Re: [net-next] ipv6: fix routing cache overflow for raw sockets

From: Julian Anastasov
Date: Tue Dec 20 2022 - 10:18:18 EST



Hello,

On Tue, 20 Dec 2022, Paolo Abeni wrote:

> On Mon, 2022-12-19 at 10:48 +1100, Jon Maxwell wrote:
> > Sending Ipv6 packets in a loop via a raw socket triggers an issue where a
> > route is cloned by ip6_rt_cache_alloc() for each packet sent.
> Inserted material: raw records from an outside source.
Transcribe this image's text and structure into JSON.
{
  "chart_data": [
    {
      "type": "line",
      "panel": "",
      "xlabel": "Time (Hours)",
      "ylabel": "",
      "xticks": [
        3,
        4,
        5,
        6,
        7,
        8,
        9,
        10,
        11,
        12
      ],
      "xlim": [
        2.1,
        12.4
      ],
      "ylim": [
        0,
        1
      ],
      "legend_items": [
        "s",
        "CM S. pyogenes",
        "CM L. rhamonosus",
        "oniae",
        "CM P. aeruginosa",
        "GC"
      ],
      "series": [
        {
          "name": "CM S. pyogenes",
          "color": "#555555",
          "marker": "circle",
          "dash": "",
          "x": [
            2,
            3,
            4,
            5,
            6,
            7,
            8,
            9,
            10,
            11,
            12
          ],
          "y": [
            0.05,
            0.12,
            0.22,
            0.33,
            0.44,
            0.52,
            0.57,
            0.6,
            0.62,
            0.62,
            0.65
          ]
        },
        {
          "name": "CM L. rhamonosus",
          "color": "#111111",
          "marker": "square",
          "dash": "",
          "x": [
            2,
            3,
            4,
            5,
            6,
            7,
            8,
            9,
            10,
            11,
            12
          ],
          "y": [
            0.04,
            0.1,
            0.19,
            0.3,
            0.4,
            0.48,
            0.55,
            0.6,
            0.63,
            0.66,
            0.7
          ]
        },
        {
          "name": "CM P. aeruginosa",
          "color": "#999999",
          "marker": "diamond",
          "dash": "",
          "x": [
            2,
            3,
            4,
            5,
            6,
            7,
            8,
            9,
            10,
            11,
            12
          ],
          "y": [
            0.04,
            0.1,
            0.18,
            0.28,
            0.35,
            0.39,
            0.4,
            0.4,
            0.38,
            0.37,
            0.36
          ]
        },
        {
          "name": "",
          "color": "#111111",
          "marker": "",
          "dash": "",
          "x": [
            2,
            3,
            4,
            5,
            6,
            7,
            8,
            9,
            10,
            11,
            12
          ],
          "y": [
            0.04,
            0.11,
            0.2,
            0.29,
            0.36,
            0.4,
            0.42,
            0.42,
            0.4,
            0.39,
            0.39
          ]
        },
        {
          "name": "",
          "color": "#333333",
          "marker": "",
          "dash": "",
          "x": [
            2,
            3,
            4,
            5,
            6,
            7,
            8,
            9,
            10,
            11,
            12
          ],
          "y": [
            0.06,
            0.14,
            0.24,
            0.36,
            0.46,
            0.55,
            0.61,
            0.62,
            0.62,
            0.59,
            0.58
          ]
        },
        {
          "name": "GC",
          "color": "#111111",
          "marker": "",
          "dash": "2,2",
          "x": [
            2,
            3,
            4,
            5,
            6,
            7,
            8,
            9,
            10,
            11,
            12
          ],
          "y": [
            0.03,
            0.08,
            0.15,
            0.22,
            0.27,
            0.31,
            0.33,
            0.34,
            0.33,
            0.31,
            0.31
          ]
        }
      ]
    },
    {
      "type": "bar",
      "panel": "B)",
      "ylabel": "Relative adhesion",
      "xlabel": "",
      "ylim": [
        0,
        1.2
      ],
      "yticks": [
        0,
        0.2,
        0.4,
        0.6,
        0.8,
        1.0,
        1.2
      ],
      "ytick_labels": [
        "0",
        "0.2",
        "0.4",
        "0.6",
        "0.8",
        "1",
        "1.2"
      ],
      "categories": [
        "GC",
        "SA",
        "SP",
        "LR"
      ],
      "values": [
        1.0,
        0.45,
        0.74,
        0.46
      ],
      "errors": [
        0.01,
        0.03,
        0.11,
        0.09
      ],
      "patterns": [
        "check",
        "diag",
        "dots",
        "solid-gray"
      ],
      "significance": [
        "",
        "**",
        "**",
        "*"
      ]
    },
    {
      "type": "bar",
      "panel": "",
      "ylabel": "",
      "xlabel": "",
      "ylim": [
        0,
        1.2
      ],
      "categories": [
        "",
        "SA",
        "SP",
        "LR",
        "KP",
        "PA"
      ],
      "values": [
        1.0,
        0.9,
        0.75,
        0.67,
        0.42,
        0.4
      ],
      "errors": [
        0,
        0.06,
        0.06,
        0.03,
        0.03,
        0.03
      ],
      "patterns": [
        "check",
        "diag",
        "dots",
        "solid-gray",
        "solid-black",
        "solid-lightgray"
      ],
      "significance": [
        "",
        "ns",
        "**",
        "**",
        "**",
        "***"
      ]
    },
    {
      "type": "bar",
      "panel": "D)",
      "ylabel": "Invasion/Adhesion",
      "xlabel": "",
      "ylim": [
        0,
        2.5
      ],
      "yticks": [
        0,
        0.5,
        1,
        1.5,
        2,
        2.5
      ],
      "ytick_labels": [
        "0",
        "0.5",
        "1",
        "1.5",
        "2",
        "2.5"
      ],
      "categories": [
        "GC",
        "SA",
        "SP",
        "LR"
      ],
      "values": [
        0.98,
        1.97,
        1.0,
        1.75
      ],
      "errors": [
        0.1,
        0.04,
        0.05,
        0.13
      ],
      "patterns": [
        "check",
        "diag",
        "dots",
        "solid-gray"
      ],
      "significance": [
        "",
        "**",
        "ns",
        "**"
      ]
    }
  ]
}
This quickly
> > consumes the Ipv6 max_size threshold which defaults to 4096 resulting in
> > these warnings:
> >
> > [1] 99.187805] dst_alloc: 7728 callbacks suppressed
> > [2] Route cache is full: consider increasing sysctl net.ipv6.route.max_size.
> > .
> > .
> > [300] Route cache is full: consider increasing sysctl net.ipv6.route.max_size.
>
> If I read correctly, the maximum number of dst that the raw socket can
> use this way is limited by the number of packets it allows via the
> sndbuf limit, right?
>
> Are other FLOWI_FLAG_KNOWN_NH users affected, too? e.g. nf_dup_ipv6,
> ipvs, seg6?

For IPVS there is no sndbuf limit. IPVS uses this flag
when receiving packets from world (destined to some local Virtual
IP) and then diverts/redirects the packets (without changing daddr)
to one of its backend servers on the LAN (no RTF_GATEWAY on such routes).
So, for each packet IPVS requests output route with FLOWI_FLAG_KNOWN_NH
flag and then sends the packet to backend server (nexthop) using
this route attached to the skb. Packet rate is usually high. The goal is
nexthop to be used from the route, not from the IP header. KNOWN_NH
means "nexthop is provided in route, not in daddr". As for the
implementation details in ipv6, I can not comment. But all users that
set the flag wants this, to send packet where daddr can be != nexthop.

> @DavidA: why do we need to create RTF_CACHE clones for KNOWN_NH flows?